March 05, 2010

Ensure that no one is ever injured...

Two years after retiring from active laboratory safety activities and upon leaving the lab safety discussion list, Dave Andrews wrote the following reminder to his colleagues:

"Fellow laboratory safety specialists: As we part company, I feel I must, for one final time, remind each of you in an academic setting that the lessons that you teach in your classes and your labs will be the habits that your charges will carry forward into industry.

If you teach safety and then allow other than 100% compliance with safe work practices in your laboratory spaces, your charges will go forth from your classes and routinely bypass safety rules and you may, one day, wonder why one of your smartest students died in a laboratory accident.

Make sure every rule in your laboratory is based on sound science and then enforce them 100% of the time for every student – and, most important, for your own work in the laboratory.

Make sure your students know that laboratory clothing and safety equipment makes no fashion statement, but is required for entrance into the lab.  Do not allow any laboratory activity to proceed without a procedure.  Remember that legal requirements are the absolute minimum you must do in your lab – the rules in your lab must be based on what is necessary to ensure that no one is ever injured by the activities conducted in your laboratories and that no one outside your laboratories has any exposure to any of the chemicals within your labs."

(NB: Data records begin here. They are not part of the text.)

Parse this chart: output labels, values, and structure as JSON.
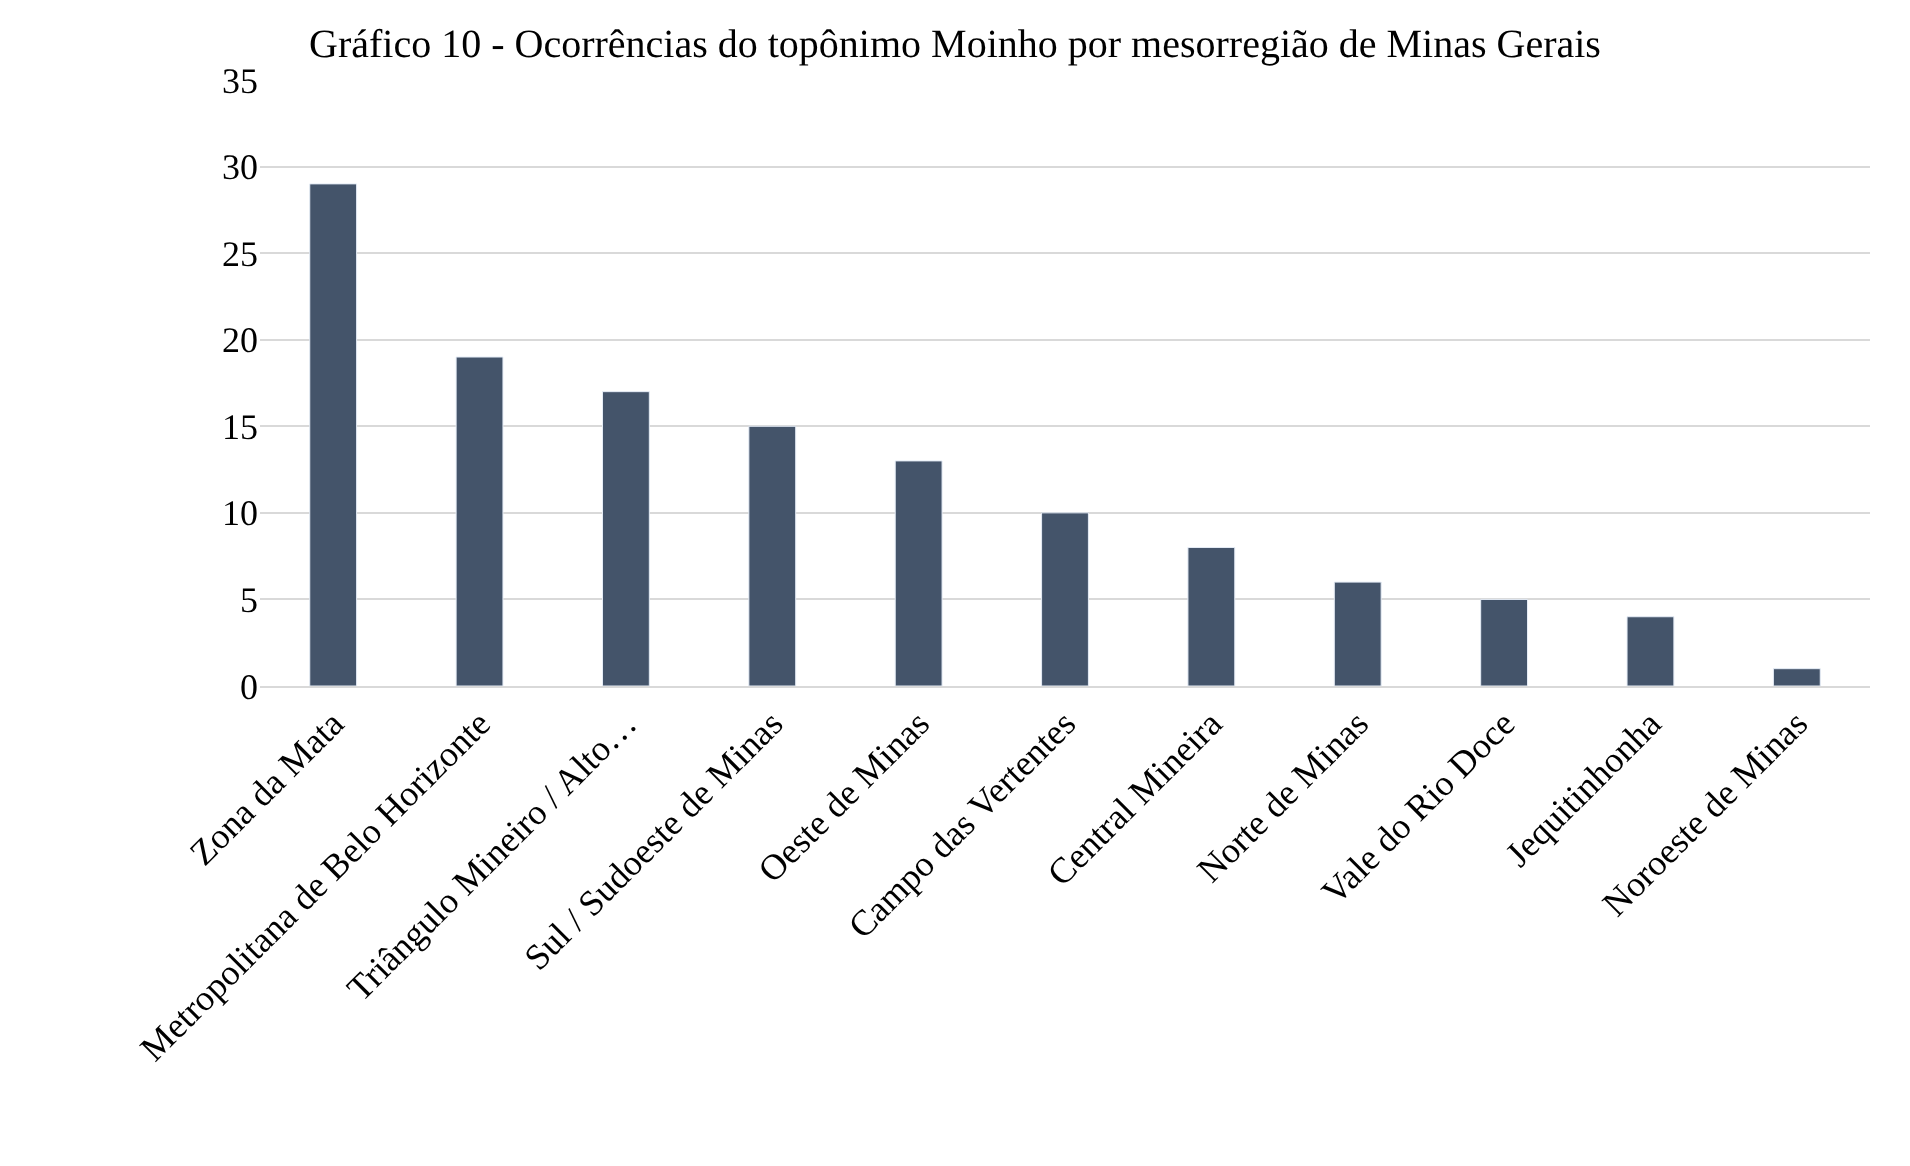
{
  "chart_data": {
    "type": "bar",
    "title": "Gráfico 10 - Ocorrências do topônimo Moinho por mesorregião de Minas Gerais",
    "categories": [
      "Zona da Mata",
      "Metropolitana de Belo Horizonte",
      "Triângulo Mineiro / Alto…",
      "Sul / Sudoeste de Minas",
      "Oeste de Minas",
      "Campo das Vertentes",
      "Central Mineira",
      "Norte de Minas",
      "Vale do Rio Doce",
      "Jequitinhonha",
      "Noroeste de Minas"
    ],
    "values": [
      29,
      19,
      17,
      15,
      13,
      10,
      8,
      6,
      5,
      4,
      1
    ],
    "color": "#44546a",
    "ylim": [
      0,
      35
    ],
    "yticks": [
      0,
      5,
      10,
      15,
      20,
      25,
      30,
      35
    ],
    "grid": "y"
  }
}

(Dave's response to my request for permission to reprint his words:  “Of course!  My goal is now, and has been, doing whatever is necessary to protect the American worker – especially when working with hazardous chemicals.  If these words will save one burnt finger, then they are well worth posting.  You have my permission to use them in any way you determine to be useful." Dave Andrews, 3/13/09)

Addition words of wisdom from Dave:

·         If your management cannot/will not support safety in your lab – QUIT – the job is not worth the potential grief and guilt that awaits you!

·         If you knew an employee (student) was going to have an accident in the lab tomorrow, would you be willing to fire them(remove them) today?

·         Students entering a laboratory training program should have an entrance project to research rule, prudent practices, and injury reports and develop a set of safety rules for the lab – this will grant ownership of the rules to the students.  This is not an easy job for you!

·         Safety glasses are for when no activities are going on in the laboratory – when chemicals are being used, goggles are a minimum – face shields are not eye protection – safety glasses or goggles must be worn when using a face shield.

·         Personal protective clothing is not impervious to hazardous chemicals – their only intended function is to provide reaction time – If you get splashed with chemicals , the job stops, the PPC comes off, and corrective measure begin.

·         All severely hazardous chemical splashes require use of the safety shower and removal of affected clothing – No she cannot go down to the locker room and shower there!!!

·         Compliance with applicable regulations cannot be a goal – they are a requirement for operations – the absolute minimum necessary.  You must evaluate ALL the hazards and select protective measure that will always protect the student.

·         Every injury, splash(even if no injury) or other incident in the laboratory requires evaluation and either changing the rules, increasing the frequency and intensity of training or discipline.  (Oh, and discipline is not the real answer – as all incidents are a direct result of inadequate management!)
-- Dave Andrews, CHMM (now expired)
  • Radiation Safety Officer and manager safety, health and Environment at one of the largest contract non-clinical laboratories in the world.  
  • Consultant/Instructor, Environmental & Occupational Consulting and Training, Inc
  • Instructor, Chemistry, Safety, Radiation Safety, and Environmental at a Nuclear Electric Generation plant
  • All of that without so much as a formal semester of college training, though I did take and pass (3.5) a post graduate level Toxicology class.